Enfin, nous avons établi un journal que les quatre associations sont résolues à maintenir.

Messieurs, fonder quatre associations, toutes pourvues d'une bonne organisation, toutes liées entre elles par le même principe et par une étroite sympathie, s'accorder sur l'exposition de la doctrine et sur la marche pratique des réformes à demander, faire une heureuse expérience de l'enseignement public, établir un journal hebdomadaire, n'est-ce rien pour une première année?

On demande: Où sont les résultats? Et quand nous n'aurions d'autres résultats à vous présenter que de nous être préparés à en recueillir, pourrions-nous être accusés d'avoir perdu notre temps? Nous avons à faire une longue et difficile navigation. Le vaisseau est construit, appareillé, monté d'un bon équipage, il est prêt à faire voile; il n'attend plus qu'un peu de brise; elle ne lui manquera pas. (Bien! bien!)

Mais je vais plus loin, et j'affirme que des résultats ont été déjà obtenus.

Le premier de tous a été de soulever l'opposition des intérêts qui exploitent ou s'imaginent exploiter la protection. Ces intérêts ont fait tout ce qu'ils pouvaient faire; ils ont épuisé tous leurs sophismes, dépensé toutes leurs munitions. Associations, cotisations, pétitions, écrits, menaces, nos adversaires ont tout mis en œuvre, et à quoi ont-ils abouti? Remarquez bien ceci: Il y a deux ans, ils dominaient le présent et se croyaient maîtres de l'avenir. Aujourd'hui ils sont partout sur la défensive. Alors, ils n'avaient que cette question à se faire: Quelle nouvelle restriction allons-nous imposer au public? Maintenant ils se demandent: Quelle restriction pouvons-nous sauver du naufrage?

N'est-ce rien, Messieurs, que d'avoir ainsi déplacé le terrain de la discussion? d'avoir organisé la partie de telle sorte que ce n'est plus désormais une liberté, mais une restriction qui en fera l'enjeu.

Et permettez-moi de rappeler ce que je disais, il y a quinze mois, à Bordeaux, à une époque où des mesures récentes sur le sésame et les tissus de lin donnaient peut-être quelque valeur à la prédiction: on était au moment d'ouvrir la souscription qui devait décider du sort de l'Association. «Dans deux heures, disais-je, nous saurons si le mouvement ascensionnel de la protection est arrêté; si l'arbre du monopole a fini sa croissance. Oui, que Bordeaux fasse aujourd'hui son devoir,—et il le fera,—je défie tous les prohibitionistes, et tous leurs comités, et tous leurs journaux, de faire désormais hausser le chiffre des tarifs d'une obole!»

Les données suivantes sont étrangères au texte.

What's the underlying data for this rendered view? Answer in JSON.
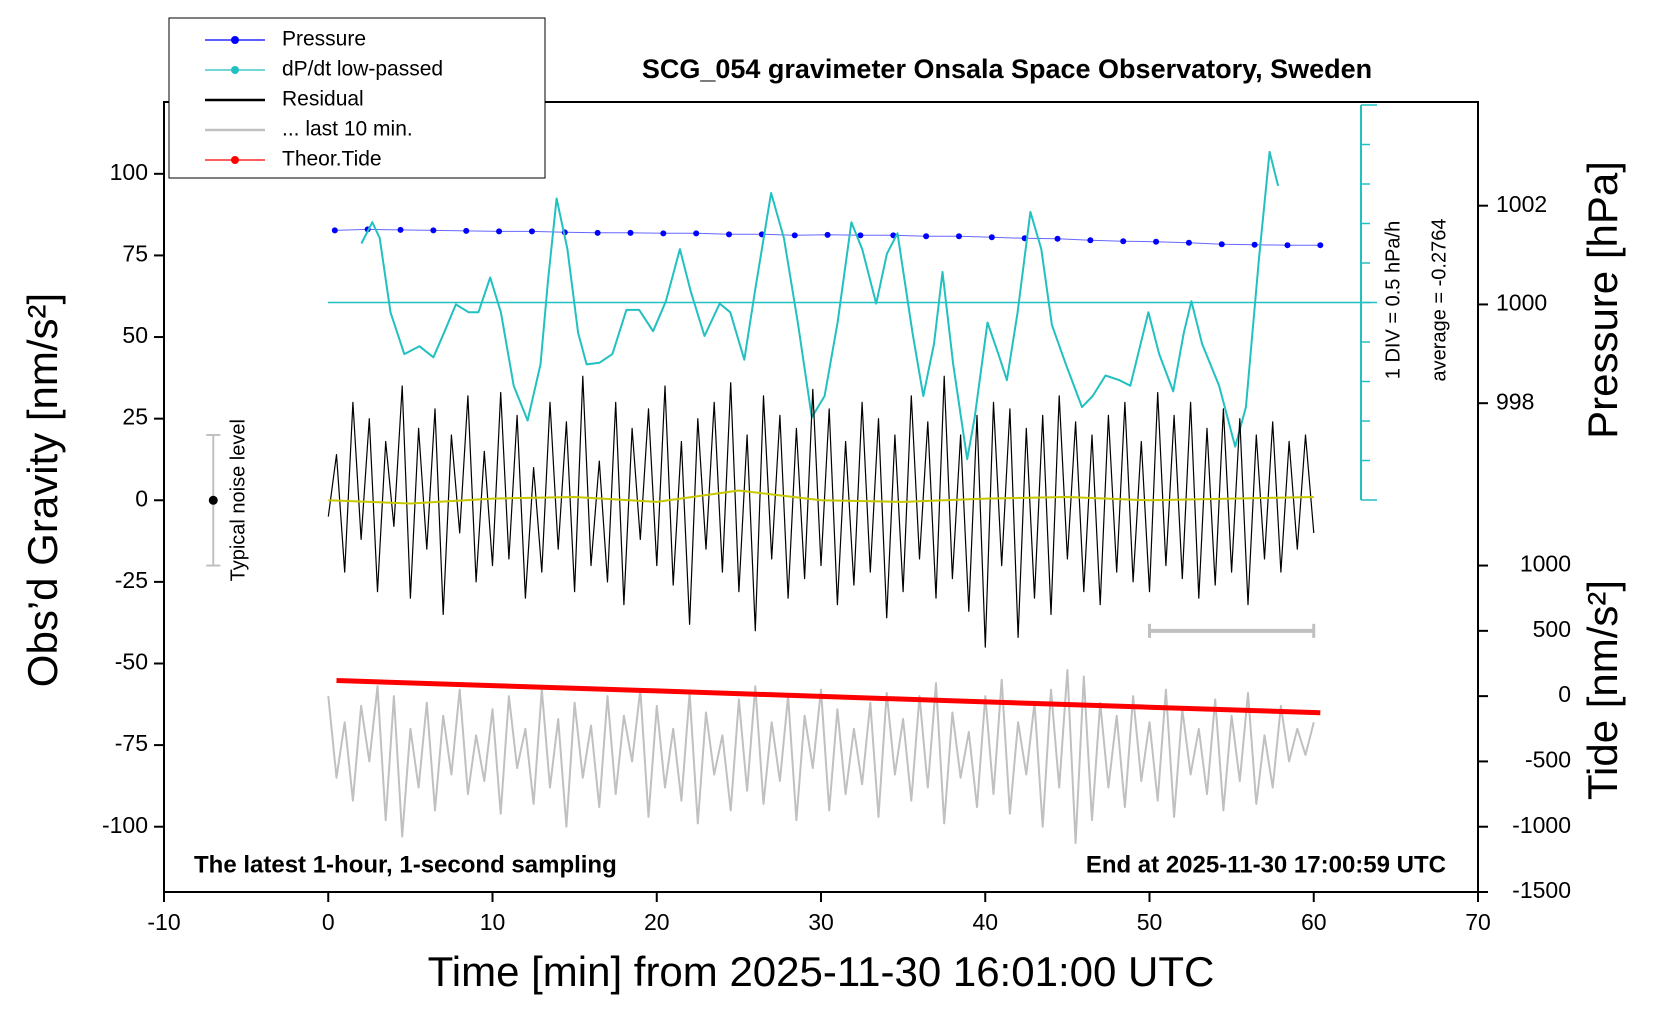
{
  "chart_data": {
    "type": "line",
    "title": "SCG_054 gravimeter Onsala Space Observatory, Sweden",
    "xlabel": "Time [min] from 2025-11-30 16:01:00 UTC",
    "ylabel": "Obs’d Gravity [nm/s²]",
    "y2label": "Pressure [hPa]",
    "y3label": "Tide [nm/s²]",
    "annotations": [
      "The latest 1-hour, 1-second sampling",
      "End at 2025-11-30 17:00:59 UTC"
    ],
    "dpdt_scale_label": "1 DIV = 0.5 hPa/h",
    "dpdt_average": -0.2764,
    "dpdt_average_label": "average = -0.2764",
    "xlim": [
      -10,
      70
    ],
    "xticks": [
      -10,
      0,
      10,
      20,
      30,
      40,
      50,
      60,
      70
    ],
    "ylim": [
      -120,
      122
    ],
    "yticks": [
      -100,
      -75,
      -50,
      -25,
      0,
      25,
      50,
      75,
      100
    ],
    "y2lim": [
      988.1,
      1004.1
    ],
    "y2ticks": [
      998,
      1000,
      1002
    ],
    "y3lim": [
      -1500,
      4550
    ],
    "y3ticks": [
      -1500,
      -1000,
      -500,
      0,
      500,
      1000
    ],
    "y4lim": [
      -2.7764,
      2.2236
    ],
    "y4ticks": [
      -2.7764,
      -2.2764,
      -1.7764,
      -1.2764,
      -0.7764,
      -0.2764,
      0.2236,
      0.7236,
      1.2236,
      1.7236,
      2.2236
    ],
    "noise_bar": {
      "x": -7,
      "center": 0,
      "half_range": 20,
      "label": "Typical noise level",
      "color": "#c0c0c0"
    },
    "last10_bar": {
      "x": [
        50,
        60
      ],
      "y": -40,
      "color": "#c0c0c0"
    },
    "x": [
      0,
      0.5,
      1,
      1.5,
      2,
      2.5,
      3,
      3.5,
      4,
      4.5,
      5,
      5.5,
      6,
      6.5,
      7,
      7.5,
      8,
      8.5,
      9,
      9.5,
      10,
      10.5,
      11,
      11.5,
      12,
      12.5,
      13,
      13.5,
      14,
      14.5,
      15,
      15.5,
      16,
      16.5,
      17,
      17.5,
      18,
      18.5,
      19,
      19.5,
      20,
      20.5,
      21,
      21.5,
      22,
      22.5,
      23,
      23.5,
      24,
      24.5,
      25,
      25.5,
      26,
      26.5,
      27,
      27.5,
      28,
      28.5,
      29,
      29.5,
      30,
      30.5,
      31,
      31.5,
      32,
      32.5,
      33,
      33.5,
      34,
      34.5,
      35,
      35.5,
      36,
      36.5,
      37,
      37.5,
      38,
      38.5,
      39,
      39.5,
      40,
      40.5,
      41,
      41.5,
      42,
      42.5,
      43,
      43.5,
      44,
      44.5,
      45,
      45.5,
      46,
      46.5,
      47,
      47.5,
      48,
      48.5,
      49,
      49.5,
      50,
      50.5,
      51,
      51.5,
      52,
      52.5,
      53,
      53.5,
      54,
      54.5,
      55,
      55.5,
      56,
      56.5,
      57,
      57.5,
      58,
      58.5,
      59,
      59.5,
      60
    ],
    "series": [
      {
        "name": "Pressure",
        "color": "#0000ff",
        "axis": "y2",
        "marker": true,
        "line_width": 1,
        "x": [
          0.4,
          2.4,
          4.4,
          6.4,
          8.4,
          10.4,
          12.4,
          14.4,
          16.4,
          18.4,
          20.4,
          22.4,
          24.4,
          26.4,
          28.4,
          30.4,
          32.4,
          34.4,
          36.4,
          38.4,
          40.4,
          42.4,
          44.4,
          46.4,
          48.4,
          50.4,
          52.4,
          54.4,
          56.4,
          58.4,
          60.4
        ],
        "values": [
          1001.5,
          1001.52,
          1001.51,
          1001.5,
          1001.49,
          1001.48,
          1001.48,
          1001.46,
          1001.45,
          1001.45,
          1001.44,
          1001.44,
          1001.42,
          1001.42,
          1001.4,
          1001.41,
          1001.4,
          1001.4,
          1001.38,
          1001.38,
          1001.36,
          1001.34,
          1001.33,
          1001.3,
          1001.28,
          1001.27,
          1001.25,
          1001.22,
          1001.21,
          1001.2,
          1001.2
        ]
      },
      {
        "name": "dP/dt low-passed",
        "color": "#22c0c0",
        "axis": "y4",
        "marker": true,
        "line_width": 2,
        "x": [
          2.02,
          2.68,
          3.13,
          3.79,
          4.63,
          5.55,
          6.4,
          7.05,
          7.77,
          8.55,
          9.14,
          9.86,
          10.51,
          11.29,
          12.14,
          12.92,
          13.38,
          13.9,
          14.56,
          15.21,
          15.73,
          16.51,
          17.3,
          18.15,
          18.93,
          19.78,
          20.56,
          21.41,
          22.06,
          22.91,
          23.83,
          24.48,
          25.33,
          25.98,
          26.96,
          27.74,
          28.59,
          29.44,
          30.22,
          31.01,
          31.85,
          32.51,
          33.36,
          34.01,
          34.66,
          35.57,
          36.23,
          36.88,
          37.4,
          38.05,
          38.9,
          39.36,
          40.14,
          40.8,
          41.32,
          41.97,
          42.75,
          43.41,
          44.06,
          44.91,
          45.89,
          46.54,
          47.32,
          48.17,
          48.83,
          49.93,
          50.59,
          51.44,
          52.09,
          52.55,
          53.2,
          54.24,
          55.22,
          55.87,
          56.66,
          57.31,
          57.83
        ],
        "values": [
          0.47,
          0.74,
          0.54,
          -0.4,
          -0.93,
          -0.83,
          -0.97,
          -0.66,
          -0.3,
          -0.4,
          -0.4,
          0.04,
          -0.4,
          -1.33,
          -1.77,
          -1.06,
          0.0,
          1.04,
          0.4,
          -0.66,
          -1.06,
          -1.04,
          -0.93,
          -0.37,
          -0.37,
          -0.64,
          -0.26,
          0.4,
          -0.13,
          -0.7,
          -0.29,
          -0.4,
          -1.0,
          -0.13,
          1.11,
          0.54,
          -0.53,
          -1.73,
          -1.46,
          -0.53,
          0.74,
          0.4,
          -0.29,
          0.34,
          0.6,
          -0.66,
          -1.46,
          -0.8,
          0.11,
          -1.06,
          -2.26,
          -1.73,
          -0.53,
          -0.93,
          -1.26,
          -0.4,
          0.87,
          0.4,
          -0.56,
          -1.06,
          -1.6,
          -1.46,
          -1.2,
          -1.26,
          -1.33,
          -0.4,
          -0.93,
          -1.4,
          -0.66,
          -0.26,
          -0.8,
          -1.33,
          -2.1,
          -1.6,
          0.27,
          1.63,
          1.2
        ]
      },
      {
        "name": "Residual",
        "color": "#000000",
        "axis": "y",
        "marker": false,
        "line_width": 1.2,
        "values": [
          -5,
          14,
          -22,
          30,
          -12,
          25,
          -28,
          18,
          -8,
          35,
          -30,
          22,
          -15,
          28,
          -35,
          20,
          -10,
          32,
          -25,
          15,
          -20,
          33,
          -18,
          26,
          -30,
          10,
          -22,
          30,
          -15,
          24,
          -28,
          38,
          -20,
          12,
          -25,
          30,
          -32,
          22,
          -12,
          28,
          -20,
          35,
          -26,
          18,
          -38,
          25,
          -15,
          30,
          -22,
          36,
          -28,
          20,
          -40,
          32,
          -18,
          26,
          -30,
          22,
          -24,
          34,
          -20,
          28,
          -32,
          18,
          -26,
          30,
          -22,
          25,
          -36,
          20,
          -28,
          32,
          -18,
          24,
          -30,
          38,
          -24,
          20,
          -34,
          26,
          -45,
          30,
          -20,
          28,
          -42,
          22,
          -30,
          26,
          -35,
          32,
          -18,
          24,
          -28,
          20,
          -32,
          26,
          -22,
          30,
          -25,
          18,
          -28,
          33,
          -20,
          26,
          -24,
          30,
          -30,
          22,
          -26,
          28,
          -22,
          25,
          -32,
          20,
          -18,
          24,
          -22,
          18,
          -15,
          20,
          -10
        ]
      },
      {
        "name": "... last 10 min.",
        "color": "#c0c0c0",
        "axis": "y",
        "marker": false,
        "line_width": 2,
        "values": [
          -60,
          -85,
          -68,
          -92,
          -63,
          -80,
          -57,
          -98,
          -60,
          -103,
          -70,
          -88,
          -62,
          -95,
          -66,
          -84,
          -58,
          -90,
          -72,
          -86,
          -64,
          -96,
          -60,
          -82,
          -70,
          -93,
          -58,
          -88,
          -67,
          -100,
          -62,
          -85,
          -69,
          -94,
          -60,
          -90,
          -66,
          -80,
          -58,
          -97,
          -63,
          -88,
          -70,
          -92,
          -59,
          -99,
          -65,
          -84,
          -72,
          -95,
          -61,
          -89,
          -57,
          -93,
          -68,
          -86,
          -60,
          -98,
          -66,
          -82,
          -58,
          -95,
          -64,
          -90,
          -70,
          -87,
          -62,
          -97,
          -59,
          -84,
          -67,
          -92,
          -60,
          -88,
          -56,
          -99,
          -65,
          -85,
          -71,
          -94,
          -60,
          -90,
          -55,
          -96,
          -68,
          -84,
          -62,
          -100,
          -58,
          -88,
          -52,
          -105,
          -54,
          -98,
          -62,
          -88,
          -66,
          -94,
          -60,
          -86,
          -68,
          -92,
          -58,
          -97,
          -64,
          -84,
          -70,
          -90,
          -61,
          -95,
          -66,
          -86,
          -59,
          -93,
          -72,
          -88,
          -63,
          -80,
          -70,
          -78,
          -68
        ]
      },
      {
        "name": "Theor.Tide",
        "color": "#ff0000",
        "axis": "y3",
        "marker": true,
        "line_width": 5,
        "x": [
          0.5,
          10,
          20,
          30,
          40,
          50,
          60.4
        ],
        "values": [
          120,
          81,
          40,
          -2,
          -44,
          -85,
          -128
        ]
      },
      {
        "color": "#c8c800",
        "axis": "y",
        "marker": false,
        "line_width": 2,
        "x": [
          0,
          5,
          10,
          15,
          20,
          25,
          30,
          35,
          40,
          45,
          50,
          55,
          60
        ],
        "values": [
          0,
          -1,
          0.5,
          1,
          -0.5,
          3,
          0,
          -0.5,
          0.5,
          1,
          0,
          0.5,
          1
        ]
      }
    ]
  }
}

Eh bien! Messieurs, qu'est-il arrivé? Comparez la loi de douanes actuellement soumise aux Chambres, toute timide, toute mesquine qu'elle est, aux mesures sanctionnées jusqu'ici par la législature. N'êtes-vous pas frappés de ce fait, que le régime protecteur non-seulement n'avance plus, mais recule? (C'est vrai!)

Un autre résultat que nous avons obtenu, et il est considérable, c'est qu'aujourd'hui on peut prononcer le mot Liberté du commerce. On oublie vite en France. Rappelons-nous néanmoins qu'il y a quelque temps ce mot aurait attiré sur le député, assez malheureux pour s'en servir, un torrent d'invectives. Les protectionistes, voulant dépopulariser la chose, avaient été assez habiles pour dépopulariser le nom. Un homme très-haut placé, un pair de France, ancien ministre, sincère ami du libre-échange, me disait, il y a quelque temps: «Je ne combats jamais le monopole de front, je lui emprunte ses arguments. Le seul moyen de mater un nouveau privilége, c'est de montrer qu'il compromet un privilége ancien. Invoquer la liberté par le temps qui court, c'est la compromettre!» Grâce au ciel, ces ruses ne sont pas aujourd'hui nécessaires, et l'on peut, avec un peu de courage, avoir raison sans rougir. J'avoue qu'il est assez triste d'avoir à présenter ce résultat comme un succès.

Nous en avons obtenu un autre bien propre à nous donner des espérances, c'est de fournir à une foule d'hommes éclairés, disséminés sur toute la surface du royaume, l'occasion de se faire connaître et d'entrer bravement dans la lutte. M. Duchevalard à Montbrison, M. Avril à Nevers, M. Godineau à la Rochelle, M. Duvergé à Limoges, M. Darthez à Pau, M. Dufrayer à Mont-de-Marsan, M. d'Haqueville à Lisieux, et bien d'autres encore, ont déjà exercé autour d'eux une influence qui est de bon augure. Ce sont là de précieux auxiliaires, et ils nous font pressentir qu'à la fin de cette campagne, l'Association, au lieu de quatre comités en province, en comptera douze.